1928 - Alderson High School - 1968

 

Political Correctness and Truth: a study in Contrasts
Herman King  August 1, 2010

During the days of Galileo, the advancement of truth was obstructed by church dogma, it wasn't what science said that mattered, it was what the church pronounced that mattered. Today we have a similar situation. Political correctness, a kind of ideological religion, has usurped scientific objectivity. It's not truth that matters, it's what is politically correct. Two noble institutions--the Smithsonian Institution and the National Geographic Institute--decided against truth in favor of political correctness. The Smithsonian tried to pressure its own forensic scientist, world renown anthropologist Doug Owsley, and a few cohorts, to withdraw their legal challenge to study the remains of Kennewick Man, a nearly complete Caucasian skeleton found in the Columbia River basin in 1996 that predated the Asiatic crossing of the Bering Strait. Local Indian Tribes wanted to bury it as one of their own as they had done on previous occasions. But no ancestral connection could be made and the federal courts found in favor of the scientists.

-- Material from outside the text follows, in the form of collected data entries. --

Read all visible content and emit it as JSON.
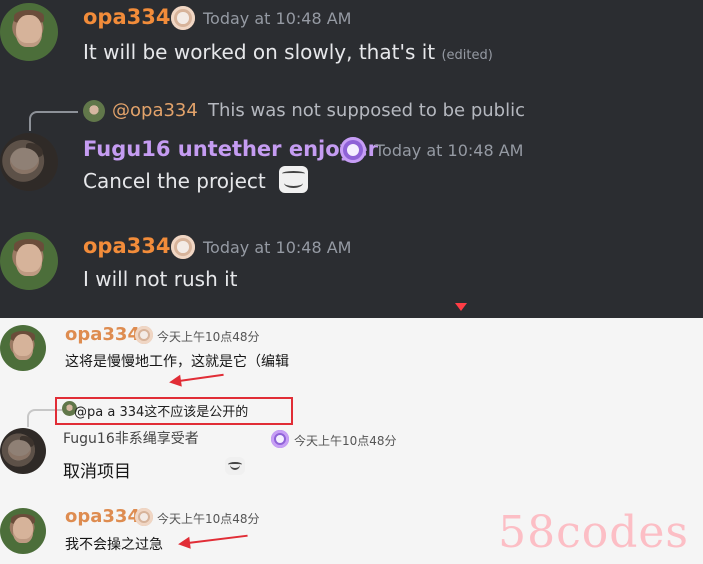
{
  "top": {
    "messages": [
      {
        "username": "opa334",
        "timestamp": "Today at 10:48 AM",
        "text": "It will be worked on slowly, that's it",
        "edited_label": "(edited)"
      },
      {
        "reply_username": "@opa334",
        "reply_text": "This was not supposed to be public",
        "username": "Fugu16 untether enjoyer",
        "timestamp": "Today at 10:48 AM",
        "text": "Cancel the project"
      },
      {
        "username": "opa334",
        "timestamp": "Today at 10:48 AM",
        "text": "I will not rush it"
      }
    ]
  },
  "bottom": {
    "messages": [
      {
        "username": "opa334",
        "timestamp": "今天上午10点48分",
        "text": "这将是慢慢地工作，这就是它（编辑"
      },
      {
        "reply_text": "@pa a 334这不应该是公开的",
        "username": "Fugu16非系绳享受者",
        "timestamp": "今天上午10点48分",
        "text": "取消项目"
      },
      {
        "username": "opa334",
        "timestamp": "今天上午10点48分",
        "text": "我不会操之过急"
      }
    ]
  },
  "watermark": "58codes",
  "colors": {
    "dark_bg": "#2b2d31",
    "light_bg": "#f5f5f5",
    "orange_name": "#f28c3a",
    "purple_name": "#c59cf2",
    "annotation_red": "#e12d36"
  }
}
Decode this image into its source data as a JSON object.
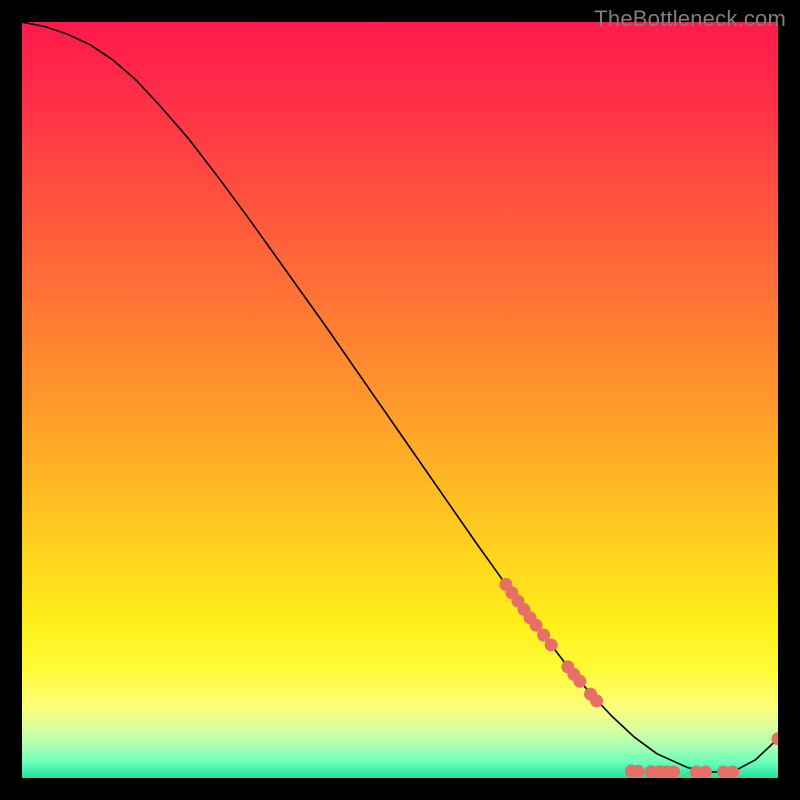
{
  "watermark": "TheBottleneck.com",
  "chart_data": {
    "type": "line",
    "title": "",
    "xlabel": "",
    "ylabel": "",
    "xlim": [
      0,
      100
    ],
    "ylim": [
      0,
      100
    ],
    "grid": false,
    "legend": false,
    "gradient_stops": [
      {
        "offset": 0.0,
        "color": "#ff1a4c"
      },
      {
        "offset": 0.1,
        "color": "#ff2e47"
      },
      {
        "offset": 0.22,
        "color": "#ff4e3f"
      },
      {
        "offset": 0.35,
        "color": "#ff7037"
      },
      {
        "offset": 0.48,
        "color": "#ff922d"
      },
      {
        "offset": 0.6,
        "color": "#ffb524"
      },
      {
        "offset": 0.72,
        "color": "#ffd81c"
      },
      {
        "offset": 0.8,
        "color": "#fff01a"
      },
      {
        "offset": 0.86,
        "color": "#fffb3a"
      },
      {
        "offset": 0.905,
        "color": "#fcff7a"
      },
      {
        "offset": 0.935,
        "color": "#d8ffa0"
      },
      {
        "offset": 0.96,
        "color": "#a4ffb4"
      },
      {
        "offset": 0.98,
        "color": "#66ffba"
      },
      {
        "offset": 1.0,
        "color": "#22e0a0"
      }
    ],
    "series": [
      {
        "name": "curve",
        "color": "#000000",
        "x": [
          0.0,
          3.0,
          6.0,
          9.0,
          12.0,
          15.0,
          18.0,
          22.0,
          26.0,
          30.0,
          35.0,
          40.0,
          45.0,
          50.0,
          55.0,
          60.0,
          64.0,
          68.0,
          72.0,
          75.0,
          78.0,
          81.0,
          84.0,
          88.0,
          91.0,
          94.0,
          97.0,
          100.0
        ],
        "y": [
          100.0,
          99.4,
          98.4,
          97.0,
          95.0,
          92.4,
          89.2,
          84.6,
          79.4,
          74.0,
          67.0,
          60.0,
          52.8,
          45.6,
          38.4,
          31.2,
          25.6,
          20.2,
          15.0,
          11.4,
          8.2,
          5.4,
          3.2,
          1.4,
          0.8,
          0.8,
          2.4,
          5.2
        ]
      }
    ],
    "markers": {
      "name": "dots",
      "color": "#e67066",
      "radius_px": 6.5,
      "points": [
        {
          "x": 64.0,
          "y": 25.6
        },
        {
          "x": 64.8,
          "y": 24.5
        },
        {
          "x": 65.6,
          "y": 23.4
        },
        {
          "x": 66.4,
          "y": 22.3
        },
        {
          "x": 67.2,
          "y": 21.2
        },
        {
          "x": 68.0,
          "y": 20.2
        },
        {
          "x": 69.0,
          "y": 18.9
        },
        {
          "x": 70.0,
          "y": 17.6
        },
        {
          "x": 72.2,
          "y": 14.7
        },
        {
          "x": 73.0,
          "y": 13.7
        },
        {
          "x": 73.8,
          "y": 12.8
        },
        {
          "x": 75.2,
          "y": 11.1
        },
        {
          "x": 76.0,
          "y": 10.2
        },
        {
          "x": 80.6,
          "y": 0.95
        },
        {
          "x": 81.5,
          "y": 0.9
        },
        {
          "x": 83.2,
          "y": 0.85
        },
        {
          "x": 84.3,
          "y": 0.82
        },
        {
          "x": 85.2,
          "y": 0.8
        },
        {
          "x": 86.2,
          "y": 0.8
        },
        {
          "x": 89.2,
          "y": 0.8
        },
        {
          "x": 90.4,
          "y": 0.8
        },
        {
          "x": 92.8,
          "y": 0.8
        },
        {
          "x": 94.0,
          "y": 0.8
        },
        {
          "x": 100.0,
          "y": 5.2
        }
      ]
    }
  }
}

The bones remain in custody of the Army Corps of Engineers, a curious decision since the Corps destroyed the original site where the skeleton was found. As for the duplicity of National Geographic, in 2005 the editor let slip on the contents page that the latest cat scan of King Tut's mummy showed that he was primarily Caucasian. A couple of months later that editor "resigned." Nearly all of academia know about Kennewick Man and King Tut but remain for the most part silent. So much for science, history and truth.